12
Nuestra primera captura
Las tardes de domingo son siempre lentas en el centro juvenil, probablemente porque los niños que no han tocado los deberes en todo el fin de semana intentan ponerse al día. Eso fue ayer, y fray Phil se ofreció a sustituirme, lo que me dio la oportunidad de fisgonear por la biblioteca durante unas horas. Escribir sobre Novia y Azuka de la forma en la que lo hice el sábado me hizo pensar en mujeres piratas, marineros, etcétera. Pensé que quizá fuésemos los únicos en hacer eso, y quería comprobarlo.

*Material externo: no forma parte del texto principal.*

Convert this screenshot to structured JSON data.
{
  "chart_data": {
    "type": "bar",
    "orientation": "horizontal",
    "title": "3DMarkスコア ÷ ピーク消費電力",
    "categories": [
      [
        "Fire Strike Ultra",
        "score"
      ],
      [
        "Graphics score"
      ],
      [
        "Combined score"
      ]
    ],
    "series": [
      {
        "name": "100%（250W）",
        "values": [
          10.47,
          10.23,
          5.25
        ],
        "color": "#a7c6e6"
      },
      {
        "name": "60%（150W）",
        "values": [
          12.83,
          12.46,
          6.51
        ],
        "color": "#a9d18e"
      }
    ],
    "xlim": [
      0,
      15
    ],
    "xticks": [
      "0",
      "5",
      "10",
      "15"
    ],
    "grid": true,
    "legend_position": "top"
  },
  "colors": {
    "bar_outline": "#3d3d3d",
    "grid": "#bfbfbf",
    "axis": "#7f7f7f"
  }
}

Parece ser que hubo unos cuantos. Mary Read y Anne Bonney son las más famosas, pero hubo otras. Su capitán dijo de Mary Anne Arnold que era la mejor marinera de su barco. Grace O’Malley y una misteriosa dama china conocida como la señora Cheng fueron capitanas piratas. Algunas tripulaciones piratas tenían una regla especial: no se permiten chicas, como si fueran una pandilla de niños que juegan en una casa colgada de un árbol. Cuando leo sobre ello, me dan ganas de decir «¡Venga, madurad!».
Yo tenía dos, como Calicó Jack Rackam. En aquella época pensaba que sabía cómo había llegado Novia al barco, pero tenía tanta curiosidad como cualquiera por Azuka. Cuando pregunté si Lesage la había vendido, ella me contestó que sí y rompió a llorar. Dejé que pasaran unos días antes de intentar averiguar qué había pasado, y empezó a llorar de nuevo. Así que puede decir, si quiere, que nunca lo averigüé.
Por otro lado, sí que lo averigüé. Quería saber si Lesage la había vendido porque se cansó de ella o porque necesitaba el dinero. Pero tuvieron que ser las dos cosas. Un hombre que ama una mujer nunca la vendería, por mucho que necesitara el dinero. Y un hombre que fuera dueño de una mujer y se cansara de ella, tarde o temprano siempre se daría cuenta de que necesitaba el dinero. La mayoría de las veces, temprano.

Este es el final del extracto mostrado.